Polidori, médico de profesión, recibe constantes vejaciones de Byron, su inocente afecto hacia el poeta obnubila su juicio hasta agotarlo. Byron se aprovecha y muerde hasta dejarlo casi sin sangre. El amor de Polidori lastima porque pareciera inmenso, eterno. Polidori escribirá El vampiro.

IV

Lo que ocurre en Villa Diodati –desde mi cuarto de estudio en una casa con la despensa vacía– es inabarcable, imposible. La historia que desearía escribir sobre esta cadena de episodios inverosímiles, lamentablemente ya fue escrita de manos del colombiano William Ospina y constituye una obra tan completa que prefiero dejar ese proyecto de escritura cerrado.

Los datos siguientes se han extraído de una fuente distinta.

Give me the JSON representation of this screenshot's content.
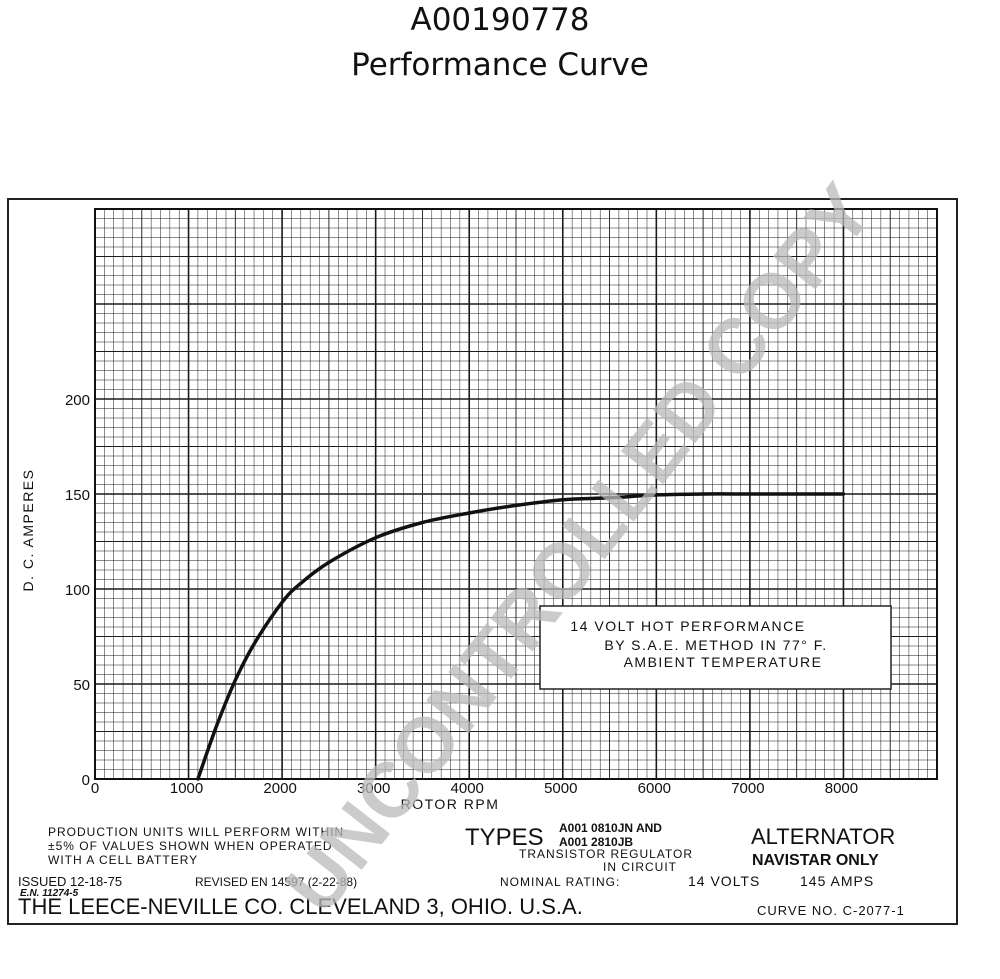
{
  "header": {
    "part_number": "A00190778",
    "subtitle": "Performance Curve"
  },
  "chart_data": {
    "type": "line",
    "title": "",
    "xlabel": "ROTOR RPM",
    "ylabel": "D. C. AMPERES",
    "xlim": [
      0,
      9000
    ],
    "ylim": [
      0,
      300
    ],
    "x_ticks": [
      0,
      1000,
      2000,
      3000,
      4000,
      5000,
      6000,
      7000,
      8000
    ],
    "y_ticks": [
      0,
      50,
      100,
      150,
      200
    ],
    "grid": true,
    "series": [
      {
        "x": [
          1100,
          1300,
          1500,
          1700,
          2000,
          2200,
          2500,
          3000,
          3500,
          4000,
          4500,
          5000,
          5500,
          6000,
          6500,
          7000,
          7500,
          8000
        ],
        "y": [
          0,
          28,
          52,
          71,
          93,
          103,
          114,
          127,
          135,
          140,
          144,
          147,
          148,
          149.5,
          150,
          150,
          150,
          150
        ]
      }
    ],
    "annotation": [
      "14 VOLT HOT PERFORMANCE",
      "BY S.A.E. METHOD IN 77° F.",
      "AMBIENT TEMPERATURE"
    ]
  },
  "footer": {
    "production_note": [
      "PRODUCTION UNITS WILL PERFORM WITHIN",
      "±5% OF VALUES SHOWN WHEN OPERATED",
      "WITH A CELL BATTERY"
    ],
    "types_label": "TYPES",
    "type_codes": [
      "A001 0810JN AND",
      "A001 2810JB"
    ],
    "regulator_lines": [
      "TRANSISTOR REGULATOR",
      "IN CIRCUIT"
    ],
    "alternator": "ALTERNATOR",
    "navistar": "NAVISTAR ONLY",
    "issued": "ISSUED 12-18-75",
    "en": "E.N. 11274-5",
    "revised": "REVISED EN 14597 (2-22-88)",
    "rating_label": "NOMINAL RATING:",
    "volts": "14 VOLTS",
    "amps": "145 AMPS",
    "company": "THE LEECE-NEVILLE CO. CLEVELAND 3, OHIO. U.S.A.",
    "curve_no": "CURVE NO. C-2077-1"
  },
  "watermark": "UNCONTROLLED COPY"
}
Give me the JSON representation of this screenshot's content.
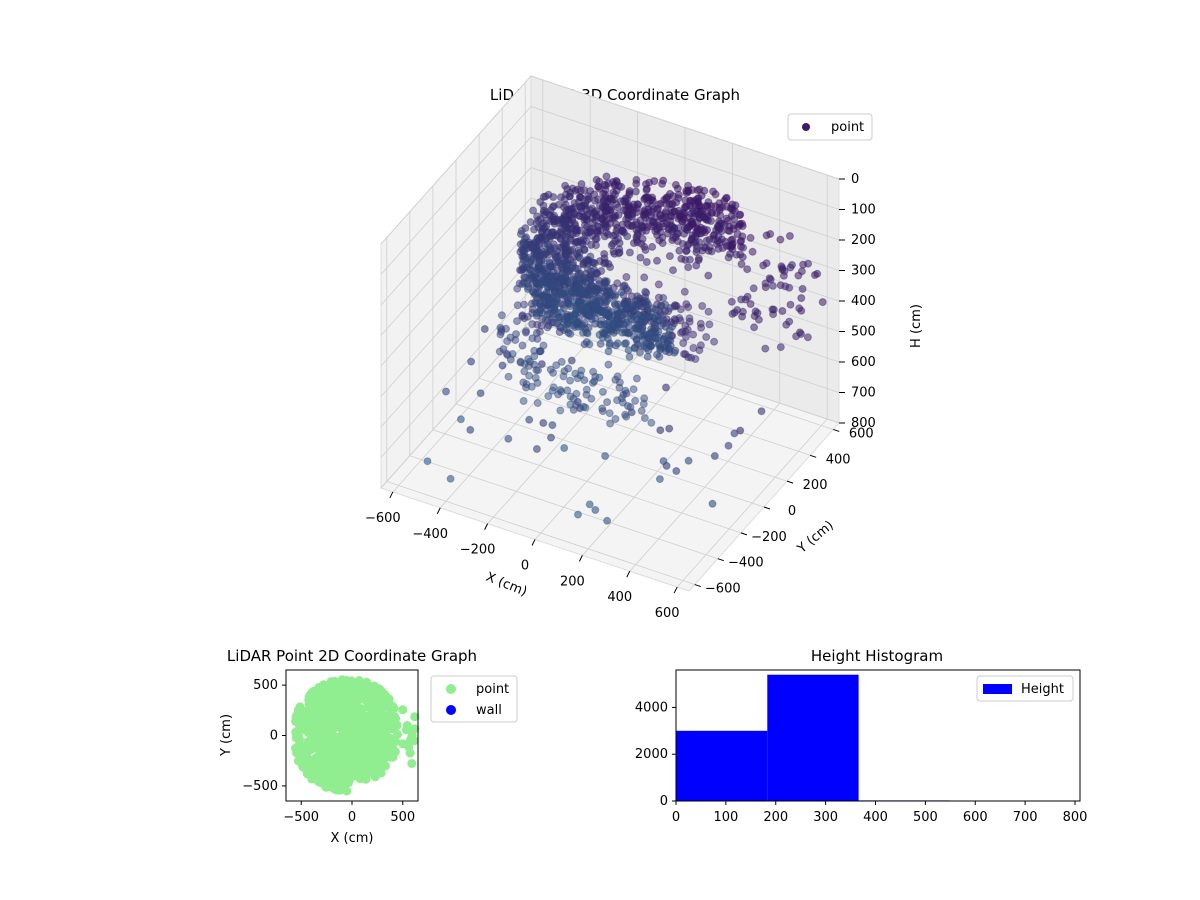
{
  "chart_data": [
    {
      "type": "scatter3d",
      "title": "LiDAR Point 3D Coordinate Graph",
      "xlabel": "X (cm)",
      "ylabel": "Y (cm)",
      "zlabel": "H (cm)",
      "xlim": [
        -650,
        650
      ],
      "ylim": [
        -650,
        650
      ],
      "zlim": [
        0,
        800
      ],
      "z_inverted": true,
      "xticks": [
        -600,
        -400,
        -200,
        0,
        200,
        400,
        600
      ],
      "yticks": [
        -600,
        -400,
        -200,
        0,
        200,
        400,
        600
      ],
      "zticks": [
        0,
        100,
        200,
        300,
        400,
        500,
        600,
        700,
        800
      ],
      "legend": [
        {
          "label": "point",
          "color": "#3b1e66"
        }
      ],
      "legend_position": "top-right",
      "grid": true,
      "colormap": "viridis (by depth)",
      "series": [
        {
          "name": "point",
          "description": "dense ring of points at height ~200-300 cm, lower sparse ring at ~400-500 cm, scattered points toward 800 cm",
          "approx_count": 8400
        }
      ]
    },
    {
      "type": "scatter",
      "title": "LiDAR Point 2D Coordinate Graph",
      "xlabel": "X (cm)",
      "ylabel": "Y (cm)",
      "xlim": [
        -650,
        650
      ],
      "ylim": [
        -650,
        650
      ],
      "xticks": [
        -500,
        0,
        500
      ],
      "yticks": [
        -500,
        0,
        500
      ],
      "legend": [
        {
          "label": "point",
          "color": "#90ee90"
        },
        {
          "label": "wall",
          "color": "#0000ff"
        }
      ],
      "legend_position": "outside-right"
    },
    {
      "type": "bar",
      "title": "Height Histogram",
      "bins": [
        {
          "from": 0,
          "to": 183,
          "count": 3000
        },
        {
          "from": 183,
          "to": 366,
          "count": 5400
        },
        {
          "from": 366,
          "to": 549,
          "count": 25
        },
        {
          "from": 549,
          "to": 732,
          "count": 20
        },
        {
          "from": 732,
          "to": 810,
          "count": 15
        }
      ],
      "xlim": [
        0,
        810
      ],
      "ylim": [
        0,
        5600
      ],
      "xticks": [
        0,
        100,
        200,
        300,
        400,
        500,
        600,
        700,
        800
      ],
      "yticks": [
        0,
        2000,
        4000
      ],
      "legend": [
        {
          "label": "Height",
          "color": "#0000ff"
        }
      ],
      "legend_position": "top-right",
      "bar_color": "#0000ff"
    }
  ]
}
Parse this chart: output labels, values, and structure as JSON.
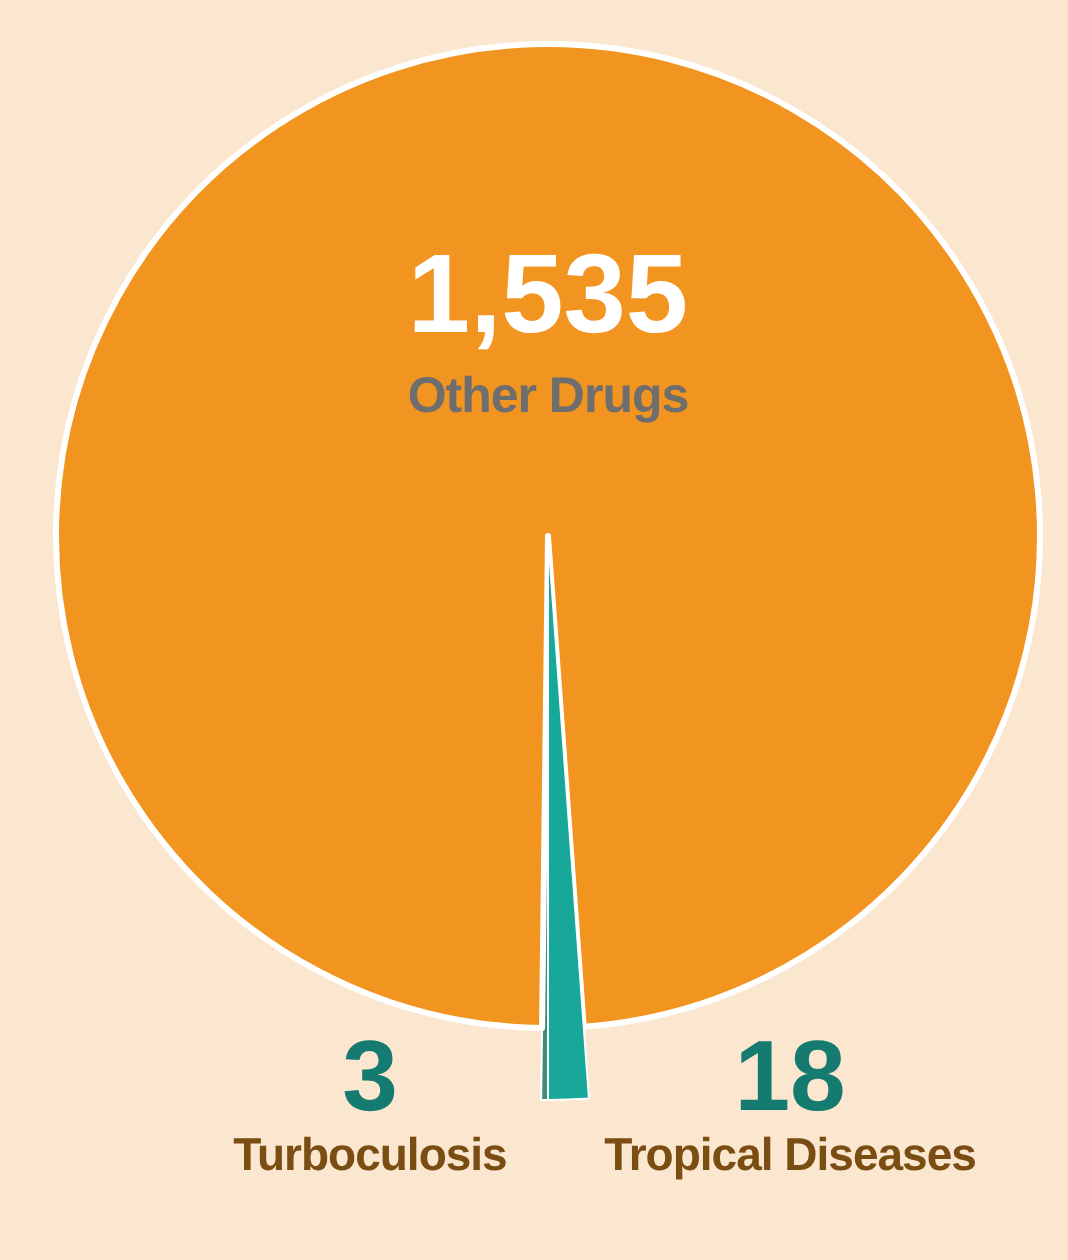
{
  "chart_data": {
    "type": "pie",
    "categories": [
      "Turboculosis",
      "Other Drugs",
      "Tropical Diseases"
    ],
    "values": [
      3,
      1535,
      18
    ],
    "colors": [
      "#3d8c7c",
      "#f29420",
      "#17a89a"
    ],
    "value_labels": [
      "3",
      "1,535",
      "18"
    ]
  }
}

Sin embargo aun queda mucho que escribir sobre la experiencia de leer y la posibilidad de compartirla digitalmente. Queda además –en el caso particular de los venezolanos residentes en el país– la calma y la inactividad propias de la carestía y escasez de servicios para que nos refugiemos en un plácido rato de lectura que nos recuerde que la vida también puede vivirse de pedazos, que habrá quien nos seduzca para luego, alzado sobre la base de nuestro más firme afecto, pretenda consumirnos, que dentro del corazón mismo de lo monstruoso habita una llama viva que nos mantiene cálidos, iluminados en su fuego, que somos simplemente humanos y que aunque la vida vaya mal, es a fin de cuentas, la vida.

A destiempo, a pedazos, escribo mi historia.